The risks posed to out-of-school boys and girls are many and include child labour, child recruitment, early marriage and more - yet, girls are considered more vulnerable. The reason for this, according to a 2015 UNICEF report, is that girls’ education is more closely linked to their empowerment and thus more decisive in their future well-being. According to the report, women with higher education are much more likely than uneducated women to be able to make their own choices in life.

Beyond the individual, the report explains that girls’ education is one of the most powerful tools for creating economic growth and increasing resilience. For the future recovery of the country, Syria will benefit enormously from an educated and empowered female population.

Salha is a teacher at a PIN-supported school in Idlib, North West Syria. Surrounded by her students, she spoke with PIN in the lead up to Women’s Day about what March 8th means to her and what she sees as the changing role of women in Syria as a result of the conflict:

‘On this day, I would like to talk about the role of women in society in these very hard times. In these difficult conditions, the role of women is much more important than before and we have many more responsibilities and duties in standing with and helping men to build and improve our society. The eighth of March serves as a day to honour the endeavours of women and remind us of her rights; the most important of which correspond to her equality with men and protect her against any activities which violate her.’
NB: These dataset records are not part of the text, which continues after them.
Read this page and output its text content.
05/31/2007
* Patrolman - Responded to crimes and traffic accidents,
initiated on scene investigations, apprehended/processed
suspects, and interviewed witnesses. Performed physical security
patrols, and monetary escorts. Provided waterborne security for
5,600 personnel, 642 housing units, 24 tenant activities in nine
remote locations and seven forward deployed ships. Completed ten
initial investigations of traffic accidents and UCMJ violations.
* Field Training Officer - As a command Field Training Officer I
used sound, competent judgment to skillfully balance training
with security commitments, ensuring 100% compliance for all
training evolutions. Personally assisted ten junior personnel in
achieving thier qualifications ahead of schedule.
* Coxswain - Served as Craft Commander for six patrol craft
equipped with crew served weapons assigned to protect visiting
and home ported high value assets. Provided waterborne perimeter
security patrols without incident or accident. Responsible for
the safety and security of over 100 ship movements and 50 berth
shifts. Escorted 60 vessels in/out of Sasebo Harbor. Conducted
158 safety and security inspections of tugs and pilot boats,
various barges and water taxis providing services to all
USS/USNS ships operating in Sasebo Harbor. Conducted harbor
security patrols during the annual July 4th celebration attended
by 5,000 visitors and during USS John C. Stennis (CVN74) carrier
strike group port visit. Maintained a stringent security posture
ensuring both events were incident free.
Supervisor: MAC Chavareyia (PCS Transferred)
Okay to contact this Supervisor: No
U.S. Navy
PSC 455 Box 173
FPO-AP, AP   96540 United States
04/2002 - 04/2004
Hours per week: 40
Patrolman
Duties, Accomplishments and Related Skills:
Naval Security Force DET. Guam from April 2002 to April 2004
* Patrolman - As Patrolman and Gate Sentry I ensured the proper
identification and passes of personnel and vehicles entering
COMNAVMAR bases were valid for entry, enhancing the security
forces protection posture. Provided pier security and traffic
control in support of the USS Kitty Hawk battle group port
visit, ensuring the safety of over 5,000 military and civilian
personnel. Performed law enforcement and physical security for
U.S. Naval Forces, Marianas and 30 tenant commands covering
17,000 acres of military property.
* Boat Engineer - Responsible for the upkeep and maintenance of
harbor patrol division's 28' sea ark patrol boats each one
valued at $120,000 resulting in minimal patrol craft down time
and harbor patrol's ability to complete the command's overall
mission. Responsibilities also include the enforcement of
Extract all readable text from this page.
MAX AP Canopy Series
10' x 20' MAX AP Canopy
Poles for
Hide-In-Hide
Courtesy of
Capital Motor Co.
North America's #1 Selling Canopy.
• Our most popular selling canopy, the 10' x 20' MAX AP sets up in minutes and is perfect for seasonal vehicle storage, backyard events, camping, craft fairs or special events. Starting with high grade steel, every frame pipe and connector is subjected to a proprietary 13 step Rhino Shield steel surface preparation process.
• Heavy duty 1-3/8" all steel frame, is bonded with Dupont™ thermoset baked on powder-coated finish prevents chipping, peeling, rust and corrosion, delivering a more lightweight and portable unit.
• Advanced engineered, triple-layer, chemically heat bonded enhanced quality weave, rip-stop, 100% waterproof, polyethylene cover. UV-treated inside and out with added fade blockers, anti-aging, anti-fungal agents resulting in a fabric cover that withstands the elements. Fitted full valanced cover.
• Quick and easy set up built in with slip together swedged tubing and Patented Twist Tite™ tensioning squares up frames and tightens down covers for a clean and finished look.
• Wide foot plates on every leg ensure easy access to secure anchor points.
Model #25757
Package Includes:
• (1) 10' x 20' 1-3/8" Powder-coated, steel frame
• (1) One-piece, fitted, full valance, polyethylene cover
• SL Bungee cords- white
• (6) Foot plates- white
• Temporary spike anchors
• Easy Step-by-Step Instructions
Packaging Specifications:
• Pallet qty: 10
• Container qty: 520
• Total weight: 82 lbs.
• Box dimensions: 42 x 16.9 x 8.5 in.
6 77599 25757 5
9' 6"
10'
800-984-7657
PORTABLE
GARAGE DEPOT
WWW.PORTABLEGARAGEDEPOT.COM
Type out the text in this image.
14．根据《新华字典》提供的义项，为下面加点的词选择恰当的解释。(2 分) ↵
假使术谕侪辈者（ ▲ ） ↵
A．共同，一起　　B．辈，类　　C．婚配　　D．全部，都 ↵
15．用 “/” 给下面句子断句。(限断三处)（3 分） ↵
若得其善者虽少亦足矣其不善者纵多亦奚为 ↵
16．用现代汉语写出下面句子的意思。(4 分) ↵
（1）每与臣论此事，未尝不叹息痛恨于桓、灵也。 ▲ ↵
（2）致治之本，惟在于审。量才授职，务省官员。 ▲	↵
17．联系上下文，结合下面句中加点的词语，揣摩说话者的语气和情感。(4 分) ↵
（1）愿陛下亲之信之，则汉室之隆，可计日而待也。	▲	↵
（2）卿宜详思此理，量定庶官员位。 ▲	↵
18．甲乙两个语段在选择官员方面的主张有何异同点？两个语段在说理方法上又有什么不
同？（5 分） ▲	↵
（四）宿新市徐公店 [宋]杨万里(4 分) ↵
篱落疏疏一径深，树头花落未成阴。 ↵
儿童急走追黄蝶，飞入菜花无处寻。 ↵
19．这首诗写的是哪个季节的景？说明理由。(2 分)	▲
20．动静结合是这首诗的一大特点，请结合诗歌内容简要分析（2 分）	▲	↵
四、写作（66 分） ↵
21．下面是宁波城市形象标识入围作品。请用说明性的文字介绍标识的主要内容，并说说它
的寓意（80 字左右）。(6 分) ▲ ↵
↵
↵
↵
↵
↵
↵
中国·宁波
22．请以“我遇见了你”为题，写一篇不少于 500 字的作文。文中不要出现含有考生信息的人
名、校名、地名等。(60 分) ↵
Education is vital for all. People in Need advocates for the education of all children in Syria and especially on behalf of the 2 million children who are not in school on account of the conflict and whose futures are at risk. On this day, in particular, we proudly recognize and acknowledge the contribution and achievements of women in Syria and encourage each young Syrian woman and girl to continue in their studies and, in the words of Salha’s fifth grade student, Najma, always be a pioneer”.